Dr. Lutaud, says the National Society, is "the great authority." The New England Anti-vivisection Monthly in 1900 calls him one of "the brightest scientists of modern times." His Journal de Médecine de Paris recalls the Medical Brief:—

"To wish to apply the same methods of treatment, whether preventive or curative, for two morbid conditions (a wound with the point of entry abnormal and an infectious malady) in essence so different, is to commit a gross error.... The sick are destroyed by that which cures their wounds."

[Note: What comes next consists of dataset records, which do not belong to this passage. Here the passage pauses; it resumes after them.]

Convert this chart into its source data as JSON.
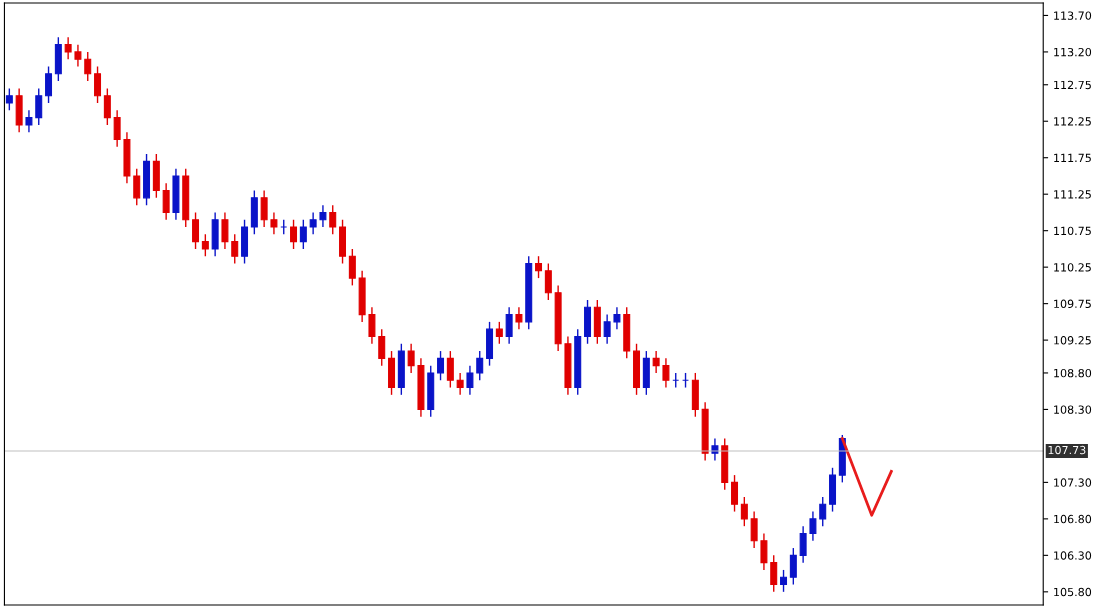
{
  "chart_data": {
    "type": "candlestick",
    "categories": [
      null,
      null,
      null,
      null,
      null,
      null,
      null,
      null,
      null,
      null,
      null,
      null,
      null,
      null,
      null,
      null,
      null,
      null,
      null,
      null,
      null,
      null,
      null,
      null,
      null,
      null,
      null,
      null,
      null,
      null,
      null,
      null,
      null,
      null,
      null,
      null,
      null,
      null,
      null,
      null,
      null,
      null,
      null,
      null,
      null,
      null,
      null,
      null,
      null,
      null,
      null,
      null,
      null,
      null,
      null,
      null,
      null,
      null,
      null,
      null,
      null,
      null,
      null,
      null,
      null,
      null,
      null,
      null,
      null,
      null,
      null,
      null,
      null,
      null,
      null,
      null,
      null,
      null,
      null,
      null,
      null,
      null,
      null,
      null,
      null,
      null,
      null,
      null,
      null,
      null,
      null,
      null,
      null,
      null,
      null,
      null,
      null,
      null,
      null,
      null,
      null,
      null,
      null,
      null,
      null,
      null
    ],
    "ohlc": [
      [
        112.5,
        112.7,
        112.4,
        112.6
      ],
      [
        112.6,
        112.7,
        112.1,
        112.2
      ],
      [
        112.2,
        112.4,
        112.1,
        112.3
      ],
      [
        112.3,
        112.7,
        112.2,
        112.6
      ],
      [
        112.6,
        113.0,
        112.5,
        112.9
      ],
      [
        112.9,
        113.4,
        112.8,
        113.3
      ],
      [
        113.3,
        113.4,
        113.1,
        113.2
      ],
      [
        113.2,
        113.3,
        113.0,
        113.1
      ],
      [
        113.1,
        113.2,
        112.8,
        112.9
      ],
      [
        112.9,
        113.0,
        112.5,
        112.6
      ],
      [
        112.6,
        112.7,
        112.2,
        112.3
      ],
      [
        112.3,
        112.4,
        111.9,
        112.0
      ],
      [
        112.0,
        112.1,
        111.4,
        111.5
      ],
      [
        111.5,
        111.6,
        111.1,
        111.2
      ],
      [
        111.2,
        111.8,
        111.1,
        111.7
      ],
      [
        111.7,
        111.8,
        111.2,
        111.3
      ],
      [
        111.3,
        111.4,
        110.9,
        111.0
      ],
      [
        111.0,
        111.6,
        110.9,
        111.5
      ],
      [
        111.5,
        111.6,
        110.8,
        110.9
      ],
      [
        110.9,
        111.0,
        110.5,
        110.6
      ],
      [
        110.6,
        110.7,
        110.4,
        110.5
      ],
      [
        110.5,
        111.0,
        110.4,
        110.9
      ],
      [
        110.9,
        111.0,
        110.5,
        110.6
      ],
      [
        110.6,
        110.7,
        110.3,
        110.4
      ],
      [
        110.4,
        110.9,
        110.3,
        110.8
      ],
      [
        110.8,
        111.3,
        110.7,
        111.2
      ],
      [
        111.2,
        111.3,
        110.8,
        110.9
      ],
      [
        110.9,
        111.0,
        110.7,
        110.8
      ],
      [
        110.8,
        110.9,
        110.7,
        110.8
      ],
      [
        110.8,
        110.9,
        110.5,
        110.6
      ],
      [
        110.6,
        110.9,
        110.5,
        110.8
      ],
      [
        110.8,
        111.0,
        110.7,
        110.9
      ],
      [
        110.9,
        111.1,
        110.8,
        111.0
      ],
      [
        111.0,
        111.1,
        110.7,
        110.8
      ],
      [
        110.8,
        110.9,
        110.3,
        110.4
      ],
      [
        110.4,
        110.5,
        110.0,
        110.1
      ],
      [
        110.1,
        110.2,
        109.5,
        109.6
      ],
      [
        109.6,
        109.7,
        109.2,
        109.3
      ],
      [
        109.3,
        109.4,
        108.9,
        109.0
      ],
      [
        109.0,
        109.1,
        108.5,
        108.6
      ],
      [
        108.6,
        109.2,
        108.5,
        109.1
      ],
      [
        109.1,
        109.2,
        108.8,
        108.9
      ],
      [
        108.9,
        109.0,
        108.2,
        108.3
      ],
      [
        108.3,
        108.9,
        108.2,
        108.8
      ],
      [
        108.8,
        109.1,
        108.7,
        109.0
      ],
      [
        109.0,
        109.1,
        108.6,
        108.7
      ],
      [
        108.7,
        108.8,
        108.5,
        108.6
      ],
      [
        108.6,
        108.9,
        108.5,
        108.8
      ],
      [
        108.8,
        109.1,
        108.7,
        109.0
      ],
      [
        109.0,
        109.5,
        108.9,
        109.4
      ],
      [
        109.4,
        109.5,
        109.2,
        109.3
      ],
      [
        109.3,
        109.7,
        109.2,
        109.6
      ],
      [
        109.6,
        109.7,
        109.4,
        109.5
      ],
      [
        109.5,
        110.4,
        109.4,
        110.3
      ],
      [
        110.3,
        110.4,
        110.1,
        110.2
      ],
      [
        110.2,
        110.3,
        109.8,
        109.9
      ],
      [
        109.9,
        110.0,
        109.1,
        109.2
      ],
      [
        109.2,
        109.3,
        108.5,
        108.6
      ],
      [
        108.6,
        109.4,
        108.5,
        109.3
      ],
      [
        109.3,
        109.8,
        109.2,
        109.7
      ],
      [
        109.7,
        109.8,
        109.2,
        109.3
      ],
      [
        109.3,
        109.6,
        109.2,
        109.5
      ],
      [
        109.5,
        109.7,
        109.4,
        109.6
      ],
      [
        109.6,
        109.7,
        109.0,
        109.1
      ],
      [
        109.1,
        109.2,
        108.5,
        108.6
      ],
      [
        108.6,
        109.1,
        108.5,
        109.0
      ],
      [
        109.0,
        109.1,
        108.8,
        108.9
      ],
      [
        108.9,
        109.0,
        108.6,
        108.7
      ],
      [
        108.7,
        108.8,
        108.6,
        108.7
      ],
      [
        108.7,
        108.8,
        108.6,
        108.7
      ],
      [
        108.7,
        108.8,
        108.2,
        108.3
      ],
      [
        108.3,
        108.4,
        107.6,
        107.7
      ],
      [
        107.7,
        107.9,
        107.6,
        107.8
      ],
      [
        107.8,
        107.9,
        107.2,
        107.3
      ],
      [
        107.3,
        107.4,
        106.9,
        107.0
      ],
      [
        107.0,
        107.1,
        106.7,
        106.8
      ],
      [
        106.8,
        106.9,
        106.4,
        106.5
      ],
      [
        106.5,
        106.6,
        106.1,
        106.2
      ],
      [
        106.2,
        106.3,
        105.8,
        105.9
      ],
      [
        105.9,
        106.1,
        105.8,
        106.0
      ],
      [
        106.0,
        106.4,
        105.9,
        106.3
      ],
      [
        106.3,
        106.7,
        106.2,
        106.6
      ],
      [
        106.6,
        106.9,
        106.5,
        106.8
      ],
      [
        106.8,
        107.1,
        106.7,
        107.0
      ],
      [
        107.0,
        107.5,
        106.9,
        107.4
      ],
      [
        107.4,
        107.95,
        107.3,
        107.9
      ],
      null,
      null,
      null,
      null,
      null,
      null,
      null,
      null,
      null,
      null,
      null,
      null,
      null,
      null,
      null,
      null,
      null,
      null,
      null,
      null
    ],
    "colors": [
      "#0a14c8",
      "#e00000",
      "#0a14c8",
      "#0a14c8",
      "#0a14c8",
      "#0a14c8",
      "#e00000",
      "#e00000",
      "#e00000",
      "#e00000",
      "#e00000",
      "#e00000",
      "#e00000",
      "#e00000",
      "#0a14c8",
      "#e00000",
      "#e00000",
      "#0a14c8",
      "#e00000",
      "#e00000",
      "#e00000",
      "#0a14c8",
      "#e00000",
      "#e00000",
      "#0a14c8",
      "#0a14c8",
      "#e00000",
      "#e00000",
      "#0a14c8",
      "#e00000",
      "#0a14c8",
      "#0a14c8",
      "#0a14c8",
      "#e00000",
      "#e00000",
      "#e00000",
      "#e00000",
      "#e00000",
      "#e00000",
      "#e00000",
      "#0a14c8",
      "#e00000",
      "#e00000",
      "#0a14c8",
      "#0a14c8",
      "#e00000",
      "#e00000",
      "#0a14c8",
      "#0a14c8",
      "#0a14c8",
      "#e00000",
      "#0a14c8",
      "#e00000",
      "#0a14c8",
      "#e00000",
      "#e00000",
      "#e00000",
      "#e00000",
      "#0a14c8",
      "#0a14c8",
      "#e00000",
      "#0a14c8",
      "#0a14c8",
      "#e00000",
      "#e00000",
      "#0a14c8",
      "#e00000",
      "#e00000",
      "#0a14c8",
      "#0a14c8",
      "#e00000",
      "#e00000",
      "#0a14c8",
      "#e00000",
      "#e00000",
      "#e00000",
      "#e00000",
      "#e00000",
      "#e00000",
      "#0a14c8",
      "#0a14c8",
      "#0a14c8",
      "#0a14c8",
      "#0a14c8",
      "#0a14c8",
      "#0a14c8",
      null,
      null,
      null,
      null,
      null,
      null,
      null,
      null,
      null,
      null,
      null,
      null,
      null,
      null,
      null,
      null,
      null,
      null,
      null,
      null
    ],
    "series": [
      {
        "type": "line",
        "color": "#e81c1c",
        "values": [
          null,
          null,
          null,
          null,
          null,
          null,
          null,
          null,
          null,
          null,
          null,
          null,
          null,
          null,
          null,
          null,
          null,
          null,
          null,
          null,
          null,
          null,
          null,
          null,
          null,
          null,
          null,
          null,
          null,
          null,
          null,
          null,
          null,
          null,
          null,
          null,
          null,
          null,
          null,
          null,
          null,
          null,
          null,
          null,
          null,
          null,
          null,
          null,
          null,
          null,
          null,
          null,
          null,
          null,
          null,
          null,
          null,
          null,
          null,
          null,
          null,
          null,
          null,
          null,
          null,
          null,
          null,
          null,
          null,
          null,
          null,
          null,
          null,
          null,
          null,
          null,
          null,
          null,
          null,
          null,
          null,
          null,
          null,
          null,
          null,
          107.9,
          null,
          null,
          106.85,
          null,
          107.45,
          null,
          null,
          null,
          null,
          null,
          null,
          null,
          null,
          null,
          null,
          null,
          null,
          null,
          null,
          null
        ]
      }
    ],
    "ylim": [
      105.62,
      113.87
    ],
    "yticks": [
      {
        "value": 113.7,
        "label": "113.70"
      },
      {
        "value": 113.2,
        "label": "113.20"
      },
      {
        "value": 112.75,
        "label": "112.75"
      },
      {
        "value": 112.25,
        "label": "112.25"
      },
      {
        "value": 111.75,
        "label": "111.75"
      },
      {
        "value": 111.25,
        "label": "111.25"
      },
      {
        "value": 110.75,
        "label": "110.75"
      },
      {
        "value": 110.25,
        "label": "110.25"
      },
      {
        "value": 109.75,
        "label": "109.75"
      },
      {
        "value": 109.25,
        "label": "109.25"
      },
      {
        "value": 108.8,
        "label": "108.80"
      },
      {
        "value": 108.3,
        "label": "108.30"
      },
      {
        "value": 107.3,
        "label": "107.30"
      },
      {
        "value": 106.8,
        "label": "106.80"
      },
      {
        "value": 106.3,
        "label": "106.30"
      },
      {
        "value": 105.8,
        "label": "105.80"
      }
    ],
    "ref_lines": [
      {
        "axis": "y",
        "value": 107.73,
        "label": "107.73",
        "color": "#c0c0c0"
      }
    ],
    "tick_labels": "y",
    "grid": false
  }
}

These two "medical journals," the Medical Brief and the Journal de Médecine de Paris, are upheld by the National Society as though they were expert witnesses of irresistible authority, and are quoted with a sort of ceaseless worship in that Society's official journal. Also it quotes the Herald of Health; and Medical Liberty, "a monthly publication issued by the Colorado Medical Liberty League, Denver, Colo., whose eloquent editor seems to be an uncompromising foe to medical bigotry and monopoly, and humbugs of every description."

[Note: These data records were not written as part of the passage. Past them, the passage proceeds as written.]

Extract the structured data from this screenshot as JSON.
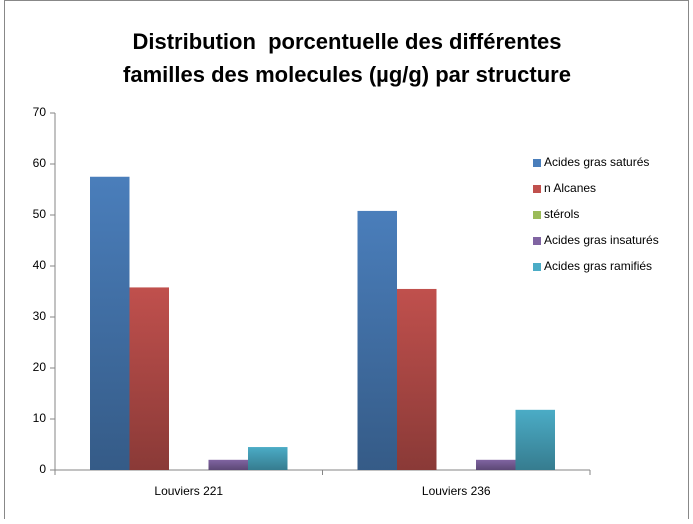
{
  "chart_data": {
    "type": "bar",
    "title": [
      "Distribution  porcentuelle des différentes",
      "familles des molecules (µg/g) par structure"
    ],
    "categories": [
      "Louviers 221",
      "Louviers 236"
    ],
    "series": [
      {
        "name": "Acides gras saturés",
        "color": "#4a7ebb",
        "values": [
          57.5,
          50.8
        ]
      },
      {
        "name": "n Alcanes",
        "color": "#c0504d",
        "values": [
          35.8,
          35.5
        ]
      },
      {
        "name": "stérols",
        "color": "#9bbb59",
        "values": [
          0,
          0
        ]
      },
      {
        "name": "Acides gras insaturés",
        "color": "#8064a2",
        "values": [
          2,
          2
        ]
      },
      {
        "name": "Acides gras ramifiés",
        "color": "#4bacc6",
        "values": [
          4.5,
          11.8
        ]
      }
    ],
    "ylim": [
      0,
      70
    ],
    "yticks": [
      0,
      10,
      20,
      30,
      40,
      50,
      60,
      70
    ],
    "grid": false,
    "legend": "right"
  }
}
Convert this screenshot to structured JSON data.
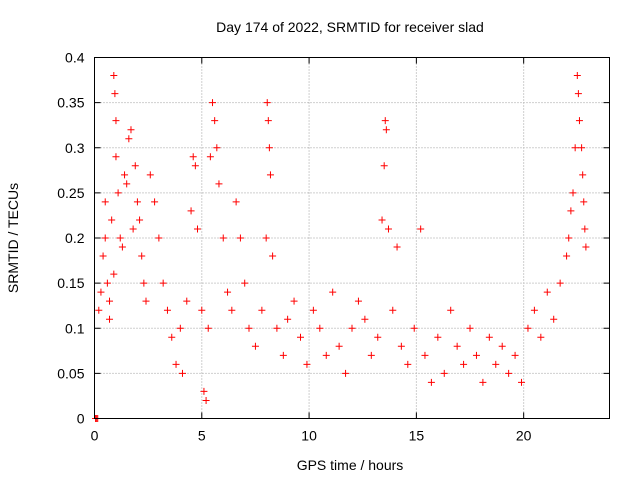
{
  "chart_data": {
    "type": "scatter",
    "title": "Day 174 of 2022, SRMTID for receiver slad",
    "xlabel": "GPS time / hours",
    "ylabel": "SRMTID / TECUs",
    "xlim": [
      0,
      24
    ],
    "ylim": [
      0,
      0.4
    ],
    "x_ticks": [
      0,
      5,
      10,
      15,
      20
    ],
    "x_tick_labels": [
      "0",
      "5",
      "10",
      "15",
      "20"
    ],
    "y_ticks": [
      0,
      0.05,
      0.1,
      0.15,
      0.2,
      0.25,
      0.3,
      0.35,
      0.4
    ],
    "y_tick_labels": [
      "0",
      "0.05",
      "0.1",
      "0.15",
      "0.2",
      "0.25",
      "0.3",
      "0.35",
      "0.4"
    ],
    "grid": true,
    "marker": "+",
    "color": "#ff0000",
    "series": [
      {
        "name": "SRMTID",
        "points": [
          [
            0.05,
            0.0
          ],
          [
            0.1,
            0.0
          ],
          [
            0.15,
            0.0
          ],
          [
            0.2,
            0.12
          ],
          [
            0.3,
            0.14
          ],
          [
            0.4,
            0.18
          ],
          [
            0.5,
            0.2
          ],
          [
            0.5,
            0.24
          ],
          [
            0.6,
            0.15
          ],
          [
            0.7,
            0.13
          ],
          [
            0.7,
            0.11
          ],
          [
            0.8,
            0.22
          ],
          [
            0.9,
            0.16
          ],
          [
            0.9,
            0.38
          ],
          [
            0.95,
            0.36
          ],
          [
            1.0,
            0.33
          ],
          [
            1.0,
            0.29
          ],
          [
            1.1,
            0.25
          ],
          [
            1.2,
            0.2
          ],
          [
            1.3,
            0.19
          ],
          [
            1.4,
            0.27
          ],
          [
            1.5,
            0.26
          ],
          [
            1.6,
            0.31
          ],
          [
            1.7,
            0.32
          ],
          [
            1.8,
            0.21
          ],
          [
            1.9,
            0.28
          ],
          [
            2.0,
            0.24
          ],
          [
            2.1,
            0.22
          ],
          [
            2.2,
            0.18
          ],
          [
            2.3,
            0.15
          ],
          [
            2.4,
            0.13
          ],
          [
            2.6,
            0.27
          ],
          [
            2.8,
            0.24
          ],
          [
            3.0,
            0.2
          ],
          [
            3.2,
            0.15
          ],
          [
            3.4,
            0.12
          ],
          [
            3.6,
            0.09
          ],
          [
            3.8,
            0.06
          ],
          [
            4.0,
            0.1
          ],
          [
            4.1,
            0.05
          ],
          [
            4.3,
            0.13
          ],
          [
            4.5,
            0.23
          ],
          [
            4.6,
            0.29
          ],
          [
            4.7,
            0.28
          ],
          [
            4.8,
            0.21
          ],
          [
            5.0,
            0.12
          ],
          [
            5.1,
            0.03
          ],
          [
            5.2,
            0.02
          ],
          [
            5.3,
            0.1
          ],
          [
            5.4,
            0.29
          ],
          [
            5.5,
            0.35
          ],
          [
            5.6,
            0.33
          ],
          [
            5.7,
            0.3
          ],
          [
            5.8,
            0.26
          ],
          [
            6.0,
            0.2
          ],
          [
            6.2,
            0.14
          ],
          [
            6.4,
            0.12
          ],
          [
            6.6,
            0.24
          ],
          [
            6.8,
            0.2
          ],
          [
            7.0,
            0.15
          ],
          [
            7.2,
            0.1
          ],
          [
            7.5,
            0.08
          ],
          [
            7.8,
            0.12
          ],
          [
            8.0,
            0.2
          ],
          [
            8.05,
            0.35
          ],
          [
            8.1,
            0.33
          ],
          [
            8.15,
            0.3
          ],
          [
            8.2,
            0.27
          ],
          [
            8.3,
            0.18
          ],
          [
            8.5,
            0.1
          ],
          [
            8.8,
            0.07
          ],
          [
            9.0,
            0.11
          ],
          [
            9.3,
            0.13
          ],
          [
            9.6,
            0.09
          ],
          [
            9.9,
            0.06
          ],
          [
            10.2,
            0.12
          ],
          [
            10.5,
            0.1
          ],
          [
            10.8,
            0.07
          ],
          [
            11.1,
            0.14
          ],
          [
            11.4,
            0.08
          ],
          [
            11.7,
            0.05
          ],
          [
            12.0,
            0.1
          ],
          [
            12.3,
            0.13
          ],
          [
            12.6,
            0.11
          ],
          [
            12.9,
            0.07
          ],
          [
            13.2,
            0.09
          ],
          [
            13.4,
            0.22
          ],
          [
            13.5,
            0.28
          ],
          [
            13.55,
            0.33
          ],
          [
            13.6,
            0.32
          ],
          [
            13.7,
            0.21
          ],
          [
            13.9,
            0.12
          ],
          [
            14.1,
            0.19
          ],
          [
            14.3,
            0.08
          ],
          [
            14.6,
            0.06
          ],
          [
            14.9,
            0.1
          ],
          [
            15.2,
            0.21
          ],
          [
            15.4,
            0.07
          ],
          [
            15.7,
            0.04
          ],
          [
            16.0,
            0.09
          ],
          [
            16.3,
            0.05
          ],
          [
            16.6,
            0.12
          ],
          [
            16.9,
            0.08
          ],
          [
            17.2,
            0.06
          ],
          [
            17.5,
            0.1
          ],
          [
            17.8,
            0.07
          ],
          [
            18.1,
            0.04
          ],
          [
            18.4,
            0.09
          ],
          [
            18.7,
            0.06
          ],
          [
            19.0,
            0.08
          ],
          [
            19.3,
            0.05
          ],
          [
            19.6,
            0.07
          ],
          [
            19.9,
            0.04
          ],
          [
            20.2,
            0.1
          ],
          [
            20.5,
            0.12
          ],
          [
            20.8,
            0.09
          ],
          [
            21.1,
            0.14
          ],
          [
            21.4,
            0.11
          ],
          [
            21.7,
            0.15
          ],
          [
            22.0,
            0.18
          ],
          [
            22.1,
            0.2
          ],
          [
            22.2,
            0.23
          ],
          [
            22.3,
            0.25
          ],
          [
            22.4,
            0.3
          ],
          [
            22.5,
            0.38
          ],
          [
            22.55,
            0.36
          ],
          [
            22.6,
            0.33
          ],
          [
            22.7,
            0.3
          ],
          [
            22.75,
            0.27
          ],
          [
            22.8,
            0.24
          ],
          [
            22.85,
            0.21
          ],
          [
            22.9,
            0.19
          ]
        ]
      }
    ]
  }
}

Such are the medical journals which support the Zoophilist as a scientific journal. Now let us take another point of view. Let us consider whom the Zoophilist praises, and whom it condemns. That, surely, is a fair test of an official journal. And we get a clear result. The late Lord Salisbury and Mr. Arthur Balfour are "notoriously pro-vivisectionist"; Lord Lister has "apostatised from the anti-septic faith"; M. Pasteur is a "remorseless torturer"; the late Mr. Lecky was "degenerate," because he "performed the volte-face and went over to our opponents"; and the late Professor Virchow was subjected to "scathing criticism" by one Paffrath, and was proved to be absurd. But its praises are given to a very different set of men.

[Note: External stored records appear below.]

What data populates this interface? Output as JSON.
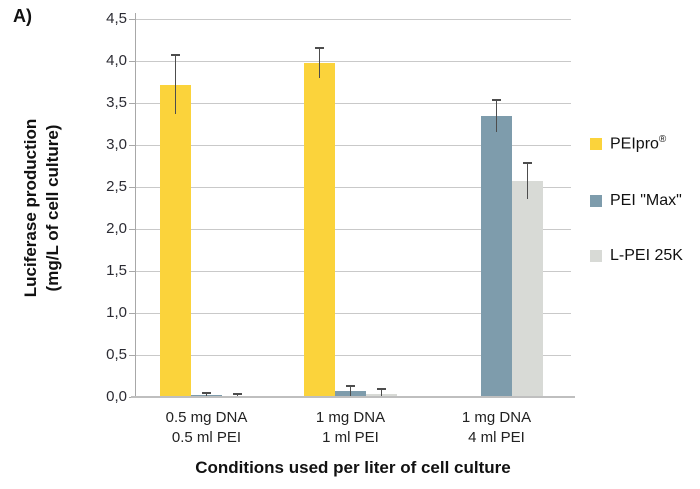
{
  "panel_label": "A)",
  "chart_data": {
    "type": "bar",
    "title": "",
    "xlabel": "Conditions used per liter of cell culture",
    "ylabel_line1": "Luciferase production",
    "ylabel_line2": "(mg/L of cell culture)",
    "categories": [
      {
        "line1": "0.5 mg DNA",
        "line2": "0.5 ml PEI"
      },
      {
        "line1": "1 mg DNA",
        "line2": "1 ml PEI"
      },
      {
        "line1": "1 mg DNA",
        "line2": "4 ml PEI"
      }
    ],
    "series": [
      {
        "name": "PEIpro®",
        "color": "#FBD33B",
        "values": [
          3.72,
          3.98,
          null
        ],
        "errors": [
          0.35,
          0.18,
          null
        ]
      },
      {
        "name": "PEI \"Max\"",
        "color": "#7E9CAC",
        "values": [
          0.02,
          0.07,
          3.35
        ],
        "errors": [
          0.03,
          0.06,
          0.19
        ]
      },
      {
        "name": "L-PEI 25K",
        "color": "#D8DAD6",
        "values": [
          0.01,
          0.04,
          2.57
        ],
        "errors": [
          0.02,
          0.05,
          0.21
        ]
      }
    ],
    "ylim": [
      0,
      4.5
    ],
    "ytick_step": 0.5,
    "ytick_labels": [
      "0,0",
      "0,5",
      "1,0",
      "1,5",
      "2,0",
      "2,5",
      "3,0",
      "3,5",
      "4,0",
      "4,5"
    ],
    "grid": true,
    "legend_position": "right",
    "colors": {
      "gridline": "#c9c9c9",
      "axis": "#a8a8a8",
      "error_bar": "#4d4d4d",
      "text": "#111111"
    }
  }
}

There is no room here to note the lighter moods of the Zoophilist; its jokes about cats and catacombs, and two-legged donkeys and four-legged donkeys, and how to catch mosquitoes by putting salt on their tails—and it will even break its jest on the dead—but it rebukes another journal for levity, saying, We regret to see our painful subject treated in this manner. No room, either, for its description of anti-vivisectionist plays, poems, novels, and sermons. Let us, to finish with, take a few statements from its pages, almost at random; some of them are reprinted there from other sources. The supply is endless; let us limit ourselves to six of them:—

1. "As other bacteria (beside those of malaria) were found not to bear sunlight or air, but to habitats in loca scuta situ (? to inhabit loca senta situ), in filth and noisomeness, their habits and customs preached again the old doctrine, 'Let in sun and air and be clean,' as earnestly as those who thought health was due to sun and air and water and fire, the four old elements, and act accordingly, without dissecting hecatombs of animals to prove a thousand times over that if you boiled or baked or drowned or freezed living creatures they would die, or that microscopic parasites did pretty much what visible parasites have been always known to do." (Loud applause)—Report of a speech by the Bishop of Southwell (1901).

2. "It is just as well that you should have heard what the clever level-headed lawyer (Mr. Coleridge) thinks about this abominable conspiracy of cruelty and fraud and impious inquisitiveness which is called vivisection. (Cheers.) ... We are sending out on the world in every direction multitudes of young men who have been trained as surgeons, and they have lived by cutting (reference here to the medical students in Pickwick), and we are sending these young men out with this cacoëthes secandi, this mania for cutting for the mere sake of cutting. I should not be surprised if they tackle our noses or our ears, and set about mutilating us in that way."—Archdeacon Wilberforce (1901).